Die Übergabe der Stadt nach China steht bevor. Marcus Ray und sein Partner sind als Verkäufer der `V Six`-Jeans-Sorte bekannt und verdienen ganz gut! Doch dass jemand illegale Jeans herstellt, wissen beide nicht und geraten so zwischen die Fronten der CIA, der russischen Killer und der HKer Polizei.
Nach Double Team entstand binnen Jahresfrist schon die zweite Zusammenarbeit zwischen Tsui Hark und Jean Claude Van Damme. Wie so oft bei Hong Kong Produktionen gibt es auch hier die standardmäßigen Stärken und Schwächen, wie sie auch bei Jackie Chan schon auftraten.

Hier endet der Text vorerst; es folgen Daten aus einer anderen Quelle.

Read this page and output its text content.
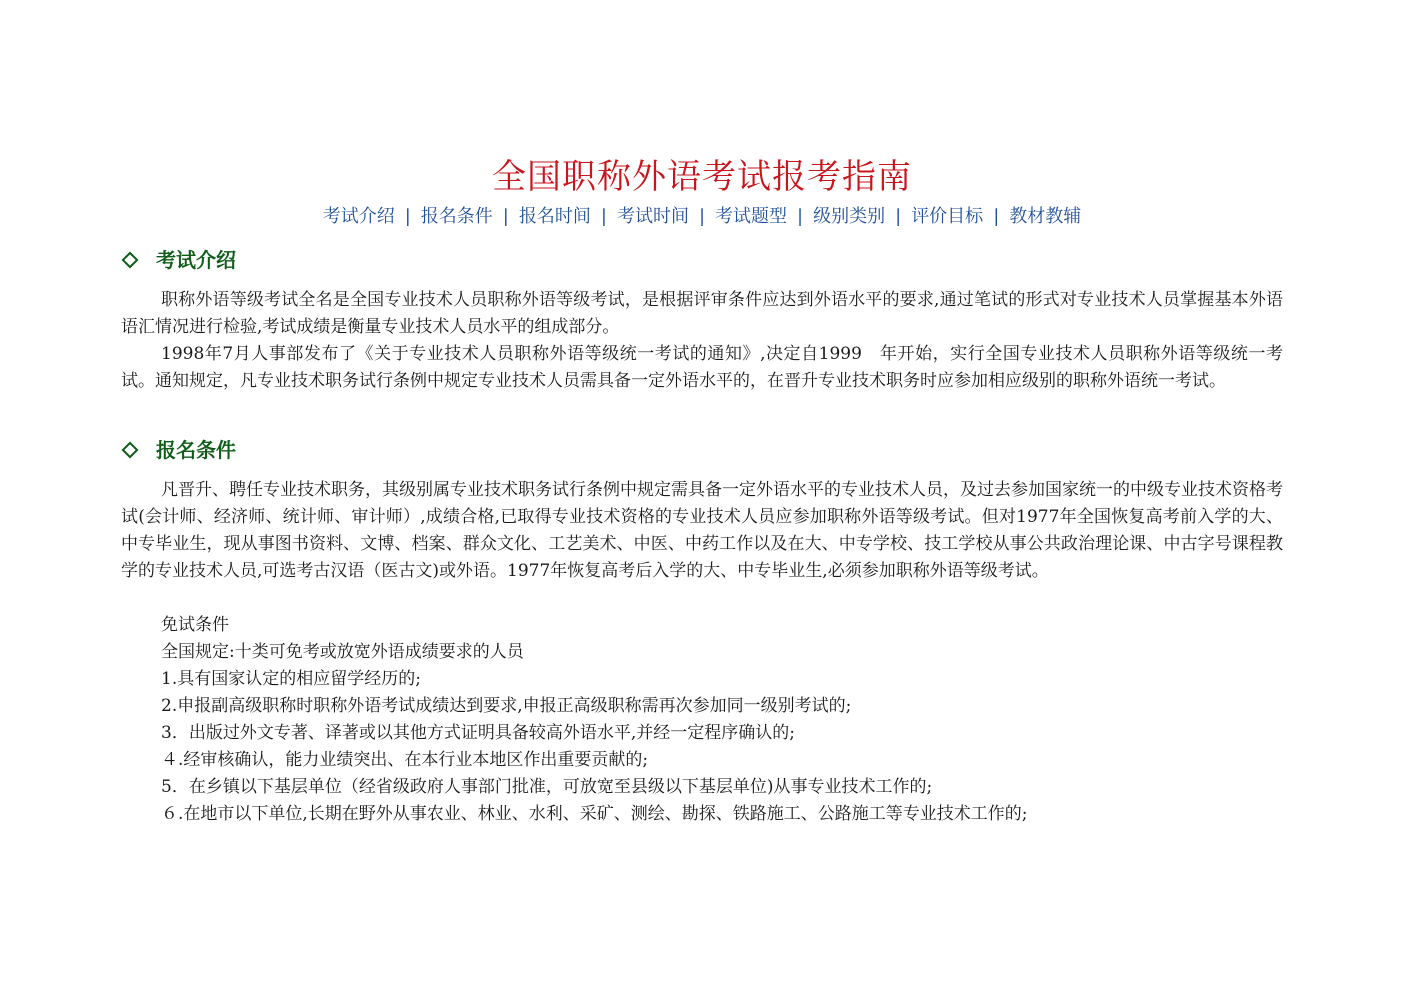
全国职称外语考试报考指南
考试介绍 | 报名条件 | 报名时间 | 考试时间 | 考试题型 | 级别类别 | 评价目标 | 教材教辅
考试介绍
职称外语等级考试全名是全国专业技术人员职称外语等级考试，是根据评审条件应达到外语水平的要求,通过笔试的形式对专业技术人员掌握基本外语语汇情况进行检验,考试成绩是衡量专业技术人员水平的组成部分。
1998年7月人事部发布了《关于专业技术人员职称外语等级统一考试的通知》,决定自1999　年开始，实行全国专业技术人员职称外语等级统一考试。通知规定，凡专业技术职务试行条例中规定专业技术人员需具备一定外语水平的，在晋升专业技术职务时应参加相应级别的职称外语统一考试。
报名条件
凡晋升、聘任专业技术职务，其级别属专业技术职务试行条例中规定需具备一定外语水平的专业技术人员，及过去参加国家统一的中级专业技术资格考试(会计师、经济师、统计师、审计师）,成绩合格,已取得专业技术资格的专业技术人员应参加职称外语等级考试。但对1977年全国恢复高考前入学的大、中专毕业生，现从事图书资料、文博、档案、群众文化、工艺美术、中医、中药工作以及在大、中专学校、技工学校从事公共政治理论课、中古字号课程教学的专业技术人员,可选考古汉语（医古文)或外语。1977年恢复高考后入学的大、中专毕业生,必须参加职称外语等级考试。
免试条件
全国规定:十类可免考或放宽外语成绩要求的人员
1.具有国家认定的相应留学经历的;
2.申报副高级职称时职称外语考试成绩达到要求,申报正高级职称需再次参加同一级别考试的;
3．出版过外文专著、译著或以其他方式证明具备较高外语水平,并经一定程序确认的;
４.经审核确认，能力业绩突出、在本行业本地区作出重要贡献的;
5．在乡镇以下基层单位（经省级政府人事部门批准，可放宽至县级以下基层单位)从事专业技术工作的;
６.在地市以下单位,长期在野外从事农业、林业、水利、采矿、测绘、勘探、铁路施工、公路施工等专业技术工作的;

Allein schon die Story ist ein Ausbund von Doofheit, der nur mit verschärftem Sake Genuß zu rechtfertigen ist. Irgendwelche Russen schmuggeln Nanobomben als Jeansnieten getarnt in die USA ein, um die Regierung zu erpressen, bei Zündung ganze Jeanshosengeneration zum Explodieren zu bringen. Der Plan ist allerdings nicht nur bescheuert, er ist dem Scripter auch so wichtig ihn überhaupt erst 10 Minuten vor Schluß dem bisher ratlosen Zuschauer zu enthüllen. Dazu mischt sich dann noch die CIA und die chinesische Mafia mit ein, auf das nun gar niemand mehr durchblickt, wer denn gerade wen hintergeht oder mit wem paktiert. Personen werden kurz vorgestellt und verschwinden wieder, irgendein HK Police Mensch hoppelt sporadisch durch Handlung ohne das wir je erfahren warum, am besten ist wirklich gar nicht darüber nachzudenken; Hirn ausschalten, Mund auf Sabbermodus umstellen und nur den Visual Mode zu aktivieren.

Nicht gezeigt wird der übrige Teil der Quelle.